What Do Pump Operators, Except Wellhead Pumpers, Do?
Although many people don’t realize it, they are impacted by the quality of work performed by pump operators. These professionals are responsible for the care and maintenance of pumps that handle various materials, such as gases, slurries, liquids, and powders. As a pump operator, you’ll be expected to perform many tasks efficiently. These tasks might include tending to power-driven pumps or controlling manifold systems, in addition to other responsibilities. Job opportunities look good for pump operators. The current trend shows an estimated 11 percent increase in job availability. This means that over the next few years, there should be about a thousand new positions opening up.
Pump Operators, Except Wellhead Pumpers, Skills and Abilities
Professional pump operators spend a lot of time monitoring information from gauges, dials, and other displays, to ensure that machinery is working as it should. You can also expect to show that you have the ability to quickly and correctly notice patterns, or deviations from patters, of numbers, letters, and pictures. The ability to quickly assess and respond to problems is crucial to success in this job. Other skills and abilities that will help you in this job position include the ability to express yourself clearly, to understand work-related documents, to communicate through writing, and the ability to see details up close.
Pump Operators, Except Wellhead Pumpers, Duties
As a pump operator, you’ll be expected to work with a variety of people either directly or indirectly.

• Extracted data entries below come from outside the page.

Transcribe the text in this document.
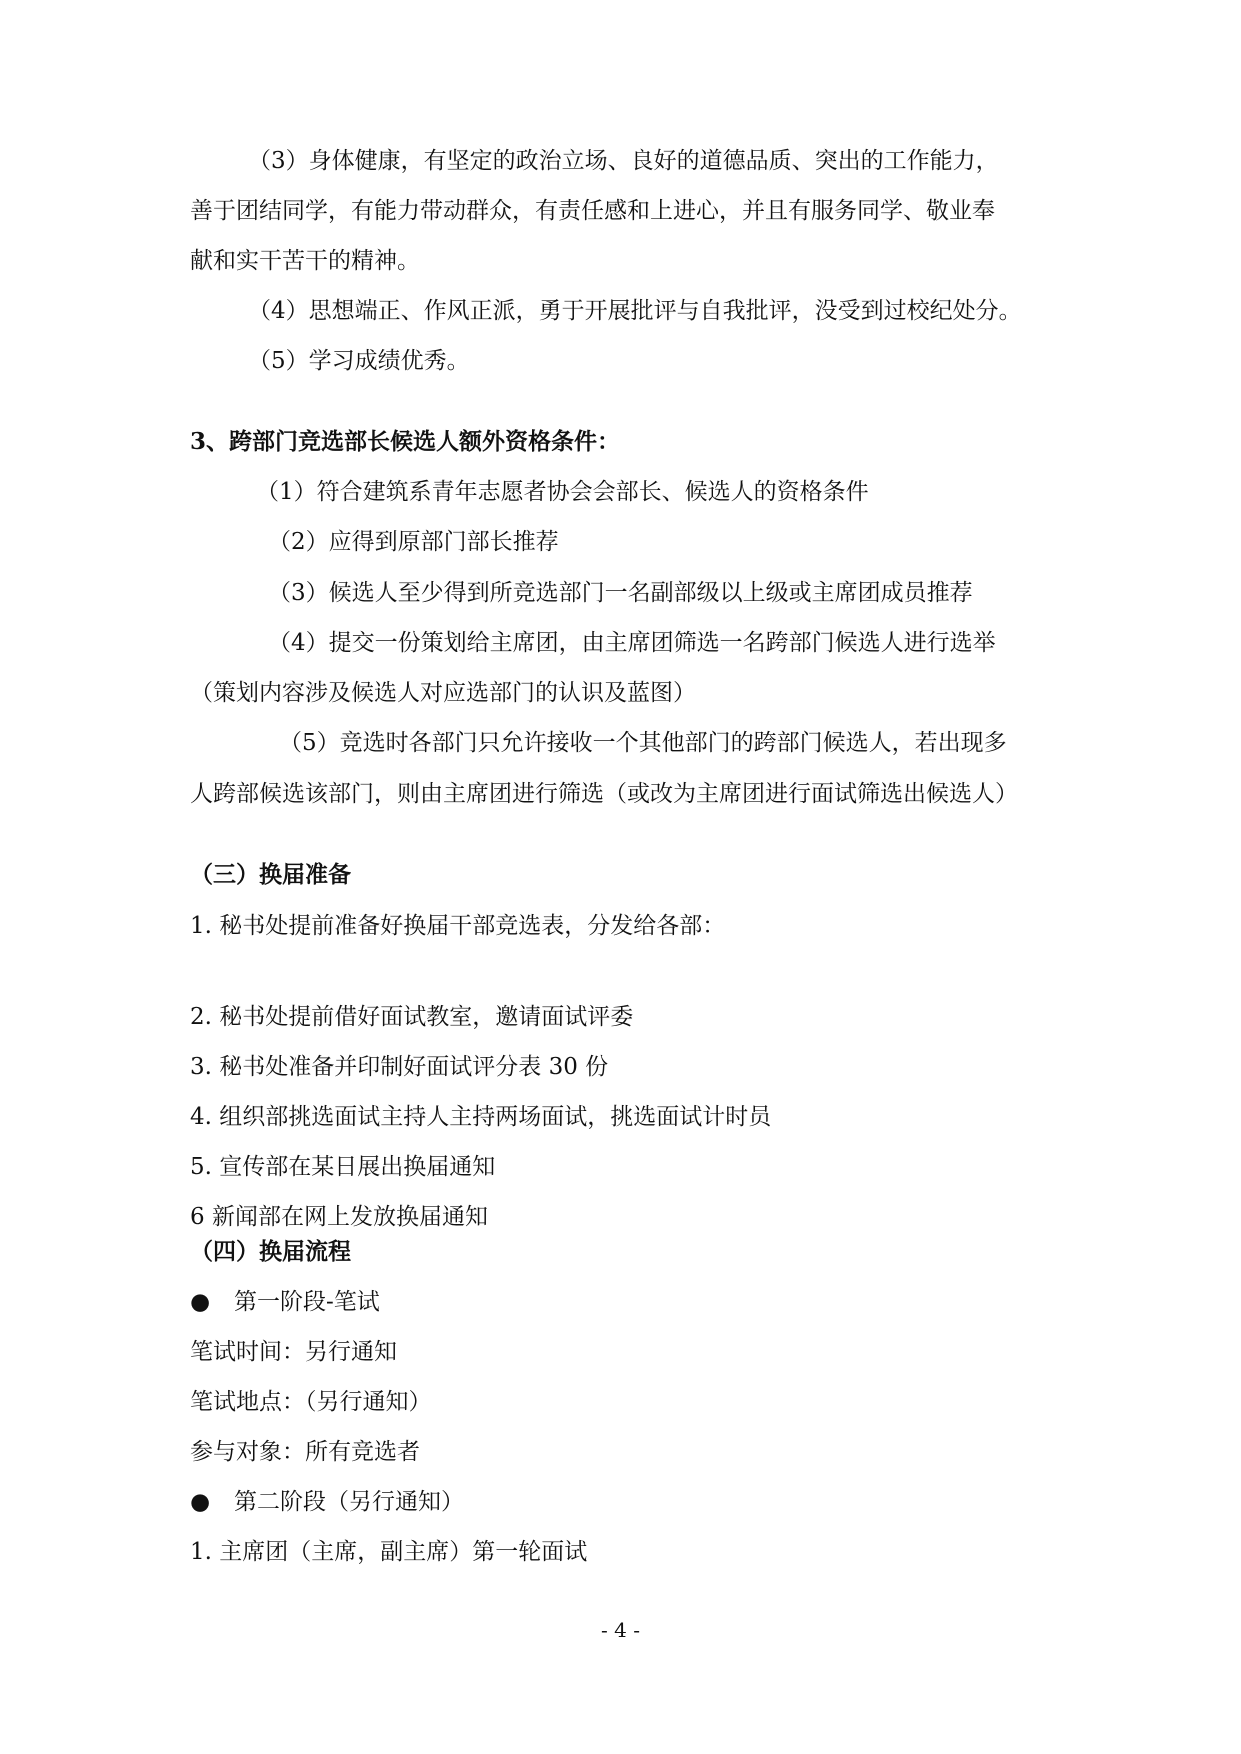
（3）身体健康，有坚定的政治立场、良好的道德品质、突出的工作能力，
善于团结同学，有能力带动群众，有责任感和上进心，并且有服务同学、敬业奉
献和实干苦干的精神。
（4）思想端正、作风正派，勇于开展批评与自我批评，没受到过校纪处分。
（5）学习成绩优秀。
3、跨部门竞选部长候选人额外资格条件：
（1）符合建筑系青年志愿者协会会部长、候选人的资格条件
（2）应得到原部门部长推荐
（3）候选人至少得到所竞选部门一名副部级以上级或主席团成员推荐
（4）提交一份策划给主席团，由主席团筛选一名跨部门候选人进行选举
（策划内容涉及候选人对应选部门的认识及蓝图）
（5）竞选时各部门只允许接收一个其他部门的跨部门候选人，若出现多
人跨部候选该部门，则由主席团进行筛选（或改为主席团进行面试筛选出候选人）
（三）换届准备
1. 秘书处提前准备好换届干部竞选表，分发给各部：
2. 秘书处提前借好面试教室，邀请面试评委
3. 秘书处准备并印制好面试评分表 30 份
4. 组织部挑选面试主持人主持两场面试，挑选面试计时员
5. 宣传部在某日展出换届通知
6 新闻部在网上发放换届通知
（四）换届流程
● 第一阶段-笔试
笔试时间：另行通知
笔试地点：（另行通知）
参与对象：所有竞选者
● 第二阶段（另行通知）
1. 主席团（主席，副主席）第一轮面试
- 4 -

You should also be prepared to record operating data that you gain from gauges, flowmeters, and other displays. You may find yourself tending to various types of equipment, cleaning, lubricating, and repairing parts as necessary. There may be times when you are pumping separate materials into one tank. Your duties might include monitoring areas as well as machinery. In some work places, you may be expected to load, transport, or haul materials, supplies, and equipment.
Pump Operators, Except Wellhead Pumpers, Tools and Technology
While many pump operators today will be familiar with technology such as data entry software, facilities management software and data acquisition software, you’ll also find that you rely on more hands-on tools as well, including:
- Adjustable wrenches
- Concreate boom and line pumps
- Portable and stationary generators
- Water meters and turbidity meters
- Portable and stationary water/fluid pumps
Education and Training for Pump Operators, Except Wellhead Pumpers
For entry into this position, you won’t be required to show a high school diploma, although most people in this position do have a high school degree (or its equivalent). You can expect to be trained on-site, so your willingness to learn from employers and managers will be a valuable asset. Some education that provides you with access to the type of software that you’ll use on the job might be valuable when you are hoping to get hired.
Pump Operators, Except Wellhead Pumpers, Salary
There is a pretty good range of pay for people who choose this position. The lowest 10% of pump operators can expect to make $12.22 an hour (or $25,400 a year) while those at the top make a comfortable $72,900 a year. The median pay for this position in the US is $43,500, with wages in some states naturally higher than in other states.
Pump Operators, Except Wellhead Pumpers, Jobs by Geography
The states with the largest numbers of pump operators include Texas, Pennsylvania, and Oklahoma. Other states are showing significant increase in the number of jobs available, however. These states include Maryland, Colorado, Montana, and Washington. Before heading into what seems like an easy position to grab, however, take time to check out the wages available in that state.